I don’t quite know how to start this, but then again, when do I ever start things smoothly? I could write a novel on how many awkward beginnings I’ve had in life. I always seem to stumble into things like a person who has suddenly been shoved into a door of a room she’s never seen before.
This week, I am entering a room I haven’t seen before – a full-time, salaried job, where I’ll be a media creator at a private school. I’ll have a desk and benefits and free lunch, doing what I love, which still blows my mind.
Five years ago, in July of 2017, my full-time graphic design job called me on a Friday and said, “Don’t come back Monday.” I wasn’t even allowed to come get my things, because I was hired through a temp agency. Some random dude had to sort through my desk, plop all my things in a box, and deliver it to me. I had just a signed a lease on a brand-new apartment, $815 a month. And I didn’t see a way out. I honestly thought God forgot about me.
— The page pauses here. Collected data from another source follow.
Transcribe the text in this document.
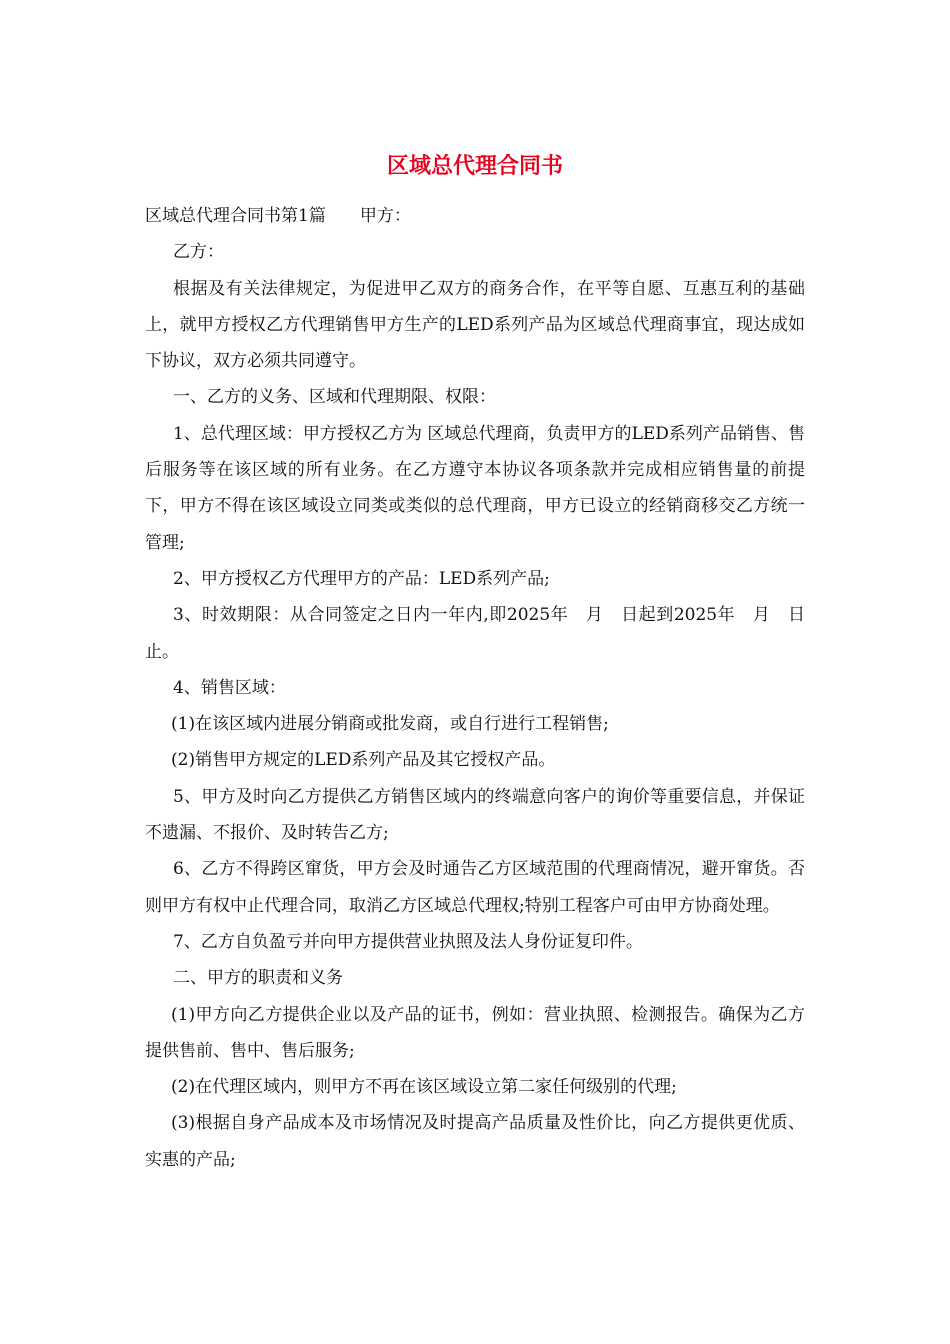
区域总代理合同书

区域总代理合同书第1篇　　甲方：

乙方：

根据及有关法律规定，为促进甲乙双方的商务合作，在平等自愿、互惠互利的基础上，就甲方授权乙方代理销售甲方生产的LED系列产品为区域总代理商事宜，现达成如下协议，双方必须共同遵守。

一、乙方的义务、区域和代理期限、权限：

1、总代理区域：甲方授权乙方为 区域总代理商，负责甲方的LED系列产品销售、售后服务等在该区域的所有业务。在乙方遵守本协议各项条款并完成相应销售量的前提下，甲方不得在该区域设立同类或类似的总代理商，甲方已设立的经销商移交乙方统一管理;

2、甲方授权乙方代理甲方的产品：LED系列产品;

3、时效期限：从合同签定之日内一年内,即2025年　月　日起到2025年　月　日止。

4、销售区域：

(1)在该区域内进展分销商或批发商，或自行进行工程销售;

(2)销售甲方规定的LED系列产品及其它授权产品。

5、甲方及时向乙方提供乙方销售区域内的终端意向客户的询价等重要信息，并保证不遗漏、不报价、及时转告乙方;

6、乙方不得跨区窜货，甲方会及时通告乙方区域范围的代理商情况，避开窜货。否则甲方有权中止代理合同，取消乙方区域总代理权;特别工程客户可由甲方协商处理。

7、乙方自负盈亏并向甲方提供营业执照及法人身份证复印件。

二、甲方的职责和义务

(1)甲方向乙方提供企业以及产品的证书，例如：营业执照、检测报告。确保为乙方提供售前、售中、售后服务;

(2)在代理区域内，则甲方不再在该区域设立第二家任何级别的代理;

(3)根据自身产品成本及市场情况及时提高产品质量及性价比，向乙方提供更优质、实惠的产品;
One day not too long after losing my job, I was on my old, worn couch and I cried into the dingy pillows. I said in my heart, “I feel entirely invisible.” From 18 up until that point at 25, I had been going non-stop with my education and career, getting achievement after achievement, desperately wanting to just be important. Without doing “big” things, I didn’t feel important. All the As and going above and beyond in all my classes and being editor and winning awards, it felt like it had added up to a big zero.
Within that same week or so, I went to church and I went up to the altar. A girl that only knew my name at that point in time prayed for me and told me that she thought God wanted me to know that I wasn’t invisible; I was being hidden away for a purpose. I was floored – it was God responding directly to my couch cries.
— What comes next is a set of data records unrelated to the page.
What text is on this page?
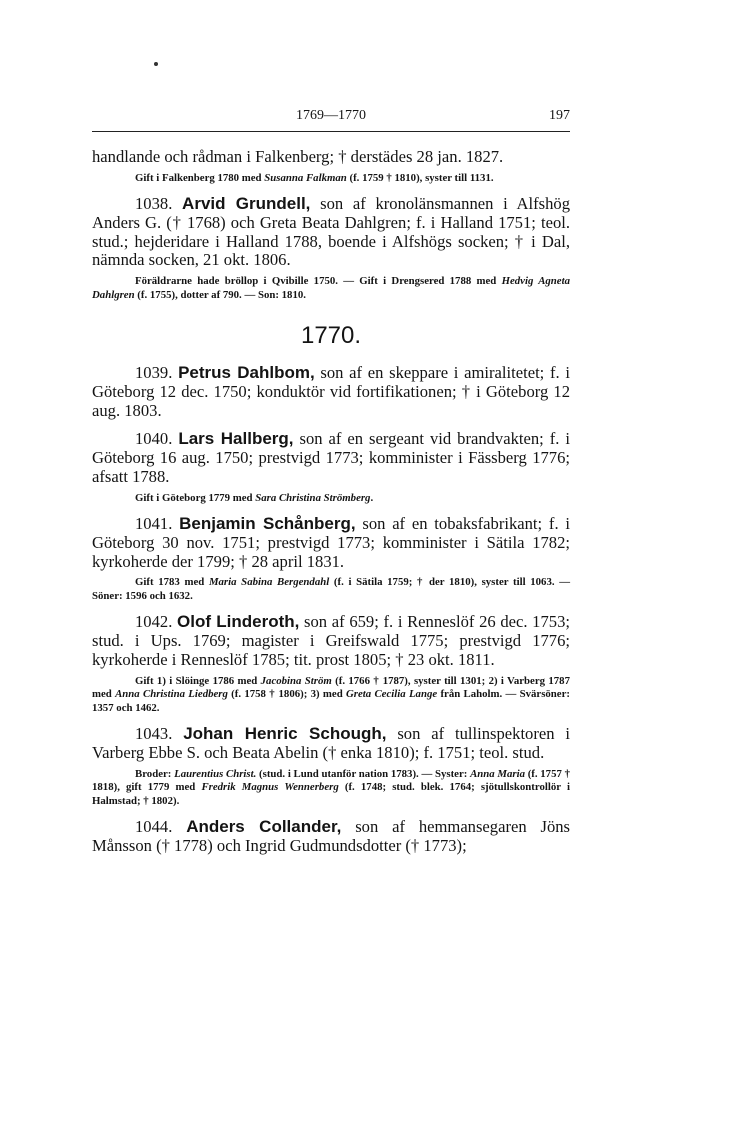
1769—1770	197

handlande och rådman i Falkenberg; † derstädes 28 jan. 1827.

Gift i Falkenberg 1780 med Susanna Falkman (f. 1759 † 1810), syster till 1131.

1038. Arvid Grundell, son af kronolänsmannen i Alfshög Anders G. († 1768) och Greta Beata Dahlgren; f. i Halland 1751; teol. stud.; hejderidare i Halland 1788, boende i Alfshögs socken; † i Dal, nämnda socken, 21 okt. 1806.

Föräldrarne hade bröllop i Qvibille 1750. — Gift i Drengsered 1788 med Hedvig Agneta Dahlgren (f. 1755), dotter af 790. — Son: 1810.
1770.

1039. Petrus Dahlbom, son af en skeppare i amiralitetet; f. i Göteborg 12 dec. 1750; konduktör vid fortifikationen; † i Göteborg 12 aug. 1803.

1040. Lars Hallberg, son af en sergeant vid brandvakten; f. i Göteborg 16 aug. 1750; prestvigd 1773; komminister i Fässberg 1776; afsatt 1788.

Gift i Göteborg 1779 med Sara Christina Strömberg.

1041. Benjamin Schånberg, son af en tobaksfabrikant; f. i Göteborg 30 nov. 1751; prestvigd 1773; komminister i Sätila 1782; kyrkoherde der 1799; † 28 april 1831.

Gift 1783 med Maria Sabina Bergendahl (f. i Sätila 1759; † der 1810), syster till 1063. — Söner: 1596 och 1632.

1042. Olof Linderoth, son af 659; f. i Renneslöf 26 dec. 1753; stud. i Ups. 1769; magister i Greifswald 1775; prestvigd 1776; kyrkoherde i Renneslöf 1785; tit. prost 1805; † 23 okt. 1811.

Gift 1) i Slöinge 1786 med Jacobina Ström (f. 1766 † 1787), syster till 1301; 2) i Varberg 1787 med Anna Christina Liedberg (f. 1758 † 1806); 3) med Greta Cecilia Lange från Laholm. — Svärsöner: 1357 och 1462.

1043. Johan Henric Schough, son af tullinspektoren i Varberg Ebbe S. och Beata Abelin († enka 1810); f. 1751; teol. stud.

Broder: Laurentius Christ. (stud. i Lund utanför nation 1783). — Syster: Anna Maria (f. 1757 † 1818), gift 1779 med Fredrik Magnus Wennerberg (f. 1748; stud. blek. 1764; sjötullskontrollör i Halmstad; † 1802).

1044. Anders Collander, son af hemmansegaren Jöns Månsson († 1778) och Ingrid Gudmundsdotter († 1773);
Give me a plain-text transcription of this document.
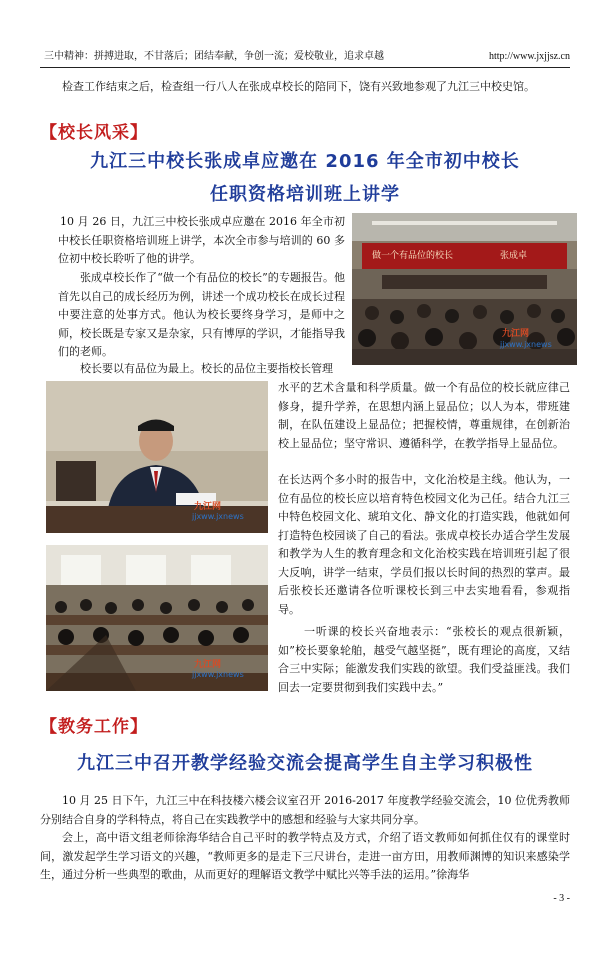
三中精神：拼搏进取，不甘落后；团结奉献，争创一流；爱校敬业，追求卓越	http://www.jxjjsz.cn

检查工作结束之后，检查组一行八人在张成卓校长的陪同下，饶有兴致地参观了九江三中校史馆。

【校长风采】
九江三中校长张成卓应邀在 2016 年全市初中校长
任职资格培训班上讲学

10 月 26 日，九江三中校长张成卓应邀在 2016 年全市初中校长任职资格培训班上讲学，本次全市参与培训的 60 多位初中校长聆听了他的讲学。

张成卓校长作了“做一个有品位的校长”的专题报告。他首先以自己的成长经历为例，讲述一个成功校长在成长过程中要注意的处事方式。他认为校长要终身学习，是师中之师，校长既是专家又是杂家，只有博厚的学识，才能指导我们的老师。

校长要以有品位为最上。校长的品位主要指校长管理

水平的艺术含量和科学质量。做一个有品位的校长就应律己修身，提升学养，在思想内涵上显品位；以人为本，带班建制，在队伍建设上显品位；把握校情，尊重规律，在创新治校上显品位；坚守常识、遵循科学，在教学指导上显品位。

在长达两个多小时的报告中，文化治校是主线。他认为，一位有品位的校长应以培育特色校园文化为己任。结合九江三中特色校园文化、琥珀文化、静文化的打造实践，他就如何打造特色校园谈了自己的看法。张成卓校长办适合学生发展和教学为人生的教育理念和文化治校实践在培训班引起了很大反响，讲学一结束，学员们报以长时间的热烈的掌声。最后张校长还邀请各位听课校长到三中去实地看看，参观指导。

一听课的校长兴奋地表示：“张校长的观点很新颖，如”校长要象轮舶，越受气越坚挺”，既有理论的高度，又结合三中实际；能激发我们实践的欲望。我们受益匪浅。我们回去一定要贯彻到我们实践中去。”

做一个有品位的校长	张成卓
九江网
jjxww.jxnews
九江网
jjxww.jxnews
九江网
jjxww.jxnews
【教务工作】
九江三中召开教学经验交流会提高学生自主学习积极性

10 月 25 日下午，九江三中在科技楼六楼会议室召开 2016-2017 年度教学经验交流会，10 位优秀教师分别结合自身的学科特点，将自己在实践教学中的感想和经验与大家共同分享。

会上，高中语文组老师徐海华结合自己平时的教学特点及方式，介绍了语文教师如何抓住仅有的课堂时间，激发起学生学习语文的兴趣，“教师更多的是走下三尺讲台，走进一亩方田，用教师渊博的知识来感染学生，通过分析一些典型的歌曲，从而更好的理解语文教学中赋比兴等手法的运用。”徐海华

- 3 -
Not long after, I found a verse in Hosea 2 and the Lord made it clear that it was a verse for the season I was in:
“I will lead her into the wilderness and speak tenderly to her. There, I will give her back her vineyards, and will make the Valley of Achor a door of hope. There, she will respond as in the days of her youth.”
Hosea 2:14-15
And so, I was in the wilderness. I worked a lot of jobs that weren’t even close to media. When people asked me what I did for a living, I didn’t really have an answer. I always had at least two jobs at once, sometimes three, or four. I did a lot of things I didn’t want to do but that I knew the Lord was asking me to do. I gave and gave and gave to others around me until it hurt.
I did that for 5 years. And God was right – he restored me to the days of my youth. I remembered why I love the things I love. I fell in love with video, which I hadn’t even touched much since I was a kid. I danced to songs in my car with the windows rolled down. I wrote songs on my apartment floor. I took joy in the small things, nice meals, time with friends, comedy shows, dancing alone in my kitchen. I also cried buckets of tears, screamed in my car, cursed a lot, and had months of losing hope. I made wrong decisions. I made right decisions. I overdrafted my bank account more times than I can even begin to count. I worshipped until my voice got hoarse and my body was covered in sweat. I gave a lot of myself, my time, my money (which was always tight), my efforts, my heart.
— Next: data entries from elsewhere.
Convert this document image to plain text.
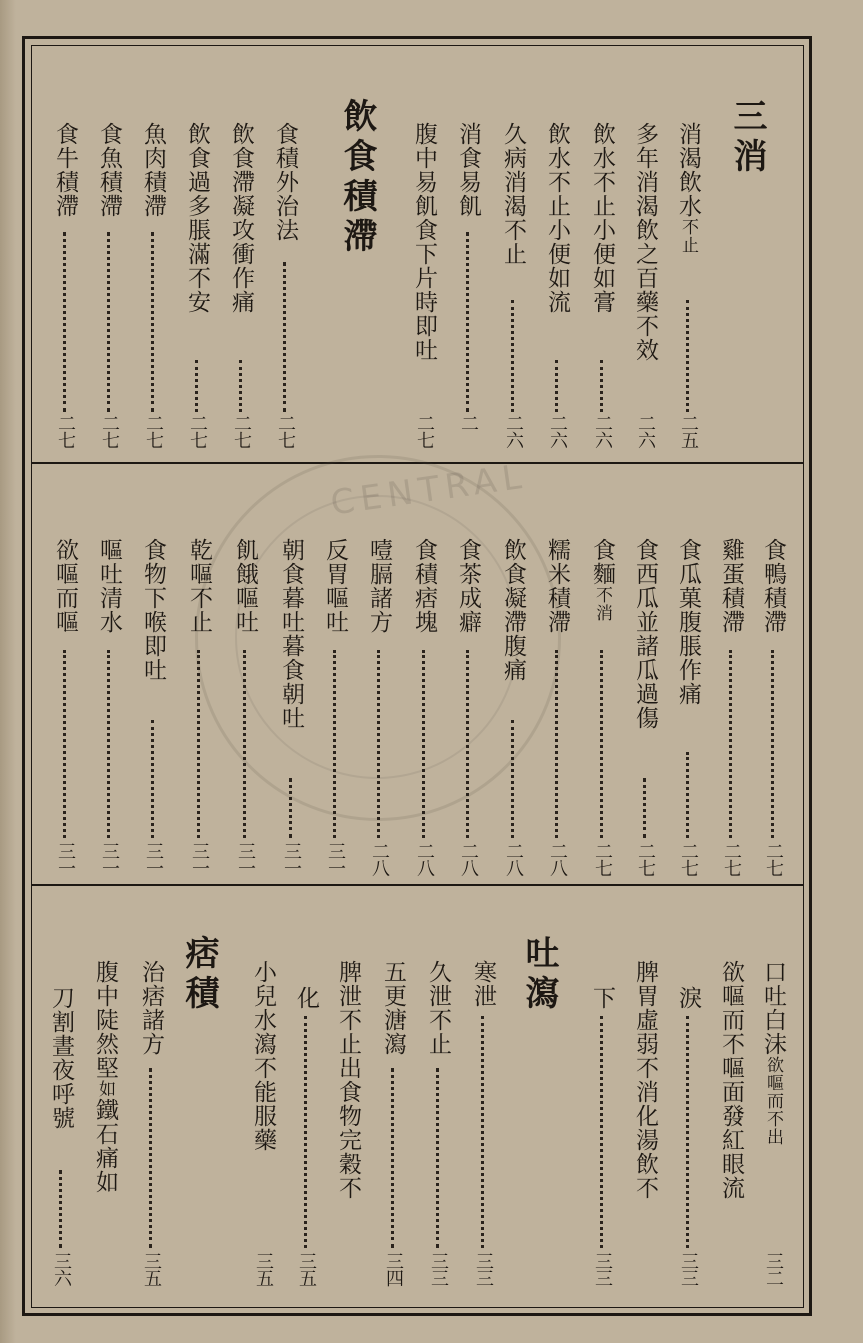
CENTRAL
三消
消渴飲水不止
二五
多年消渴飲之百藥不效
二六
飲水不止小便如膏
二六
飲水不止小便如流
二六
久病消渴不止
二六
消食易飢
二
腹中易飢食下片時即吐
二七
飲食積滯
食積外治法
二七
飲食滯凝攻衝作痛
二七
飲食過多脹滿不安
二七
魚肉積滯
二七
食魚積滯
二七
食牛積滯
二七
食鴨積滯
二七
雞蛋積滯
二七
食瓜菓腹脹作痛
二七
食西瓜並諸瓜過傷
二七
食麵不消
二七
糯米積滯
二八
飲食凝滯腹痛
二八
食茶成癖
二八
食積痞塊
二八
噎膈諸方
二八
反胃嘔吐
三一
朝食暮吐暮食朝吐
三一
飢餓嘔吐
三一
乾嘔不止
三一
食物下喉即吐
三一
嘔吐清水
三一
欲嘔而嘔
三一
口吐白沫欲嘔而不出
三二
欲嘔而不嘔面發紅眼流
淚
三三
脾胃虛弱不消化湯飲不
下
三三
吐瀉
寒泄
三三
久泄不止
三三
五更溏瀉
三四
脾泄不止出食物完穀不
化
三五
小兒水瀉不能服藥
三五
痞積
治痞諸方
三五
腹中陡然堅如鐵石痛如
刀割晝夜呼號
三六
I saw that even if God never did another thing for me, he’s already done so much – given me life and gifts and most importantly, his presence. He was closer than a brother, the truest friend, my Lord and my savior. He whispered truths in the dead of night. I learned to love the wilderness just as much as I sometimes hated it. I became a person who could sit still, not have the validation of man, and still be whole.
The wall between me and my career stopped being something I pounded on, and I waited on the Lord to move. There was a truth to be found there, that I could only find in waiting. Some things you truly don’t learn until you’re still.
I learned that I can trust God and ask him for big things. I learned that faith is a thing that you dive fully into and it’s not something where part of your body can still be on the shore. I learned that even when circumstances are bad, there is always a greater truth. I learned that sometimes the call of God will look crazy to others, and that’s ok. I learned that God doesn’t need me; he just wants me. There’s a million other things I learned, which you can read in my book later. (Who knows how it’ll be published, that answer/way hasn’t manifested yet.)
And now, I’m on the other side – beginning a new job that I’m excited for.
One thing God has told me a lot is, “You are walking through this so you can own your money, time, career, and it won’t own you.” Meaning, I don’t live in fear of it and I don’t need it to be a beautiful, meaningful, important person. It’s an assignment, not a definition of who I am.
So, I’m starting on a new assignment, and I’m excited to see where God takes this one.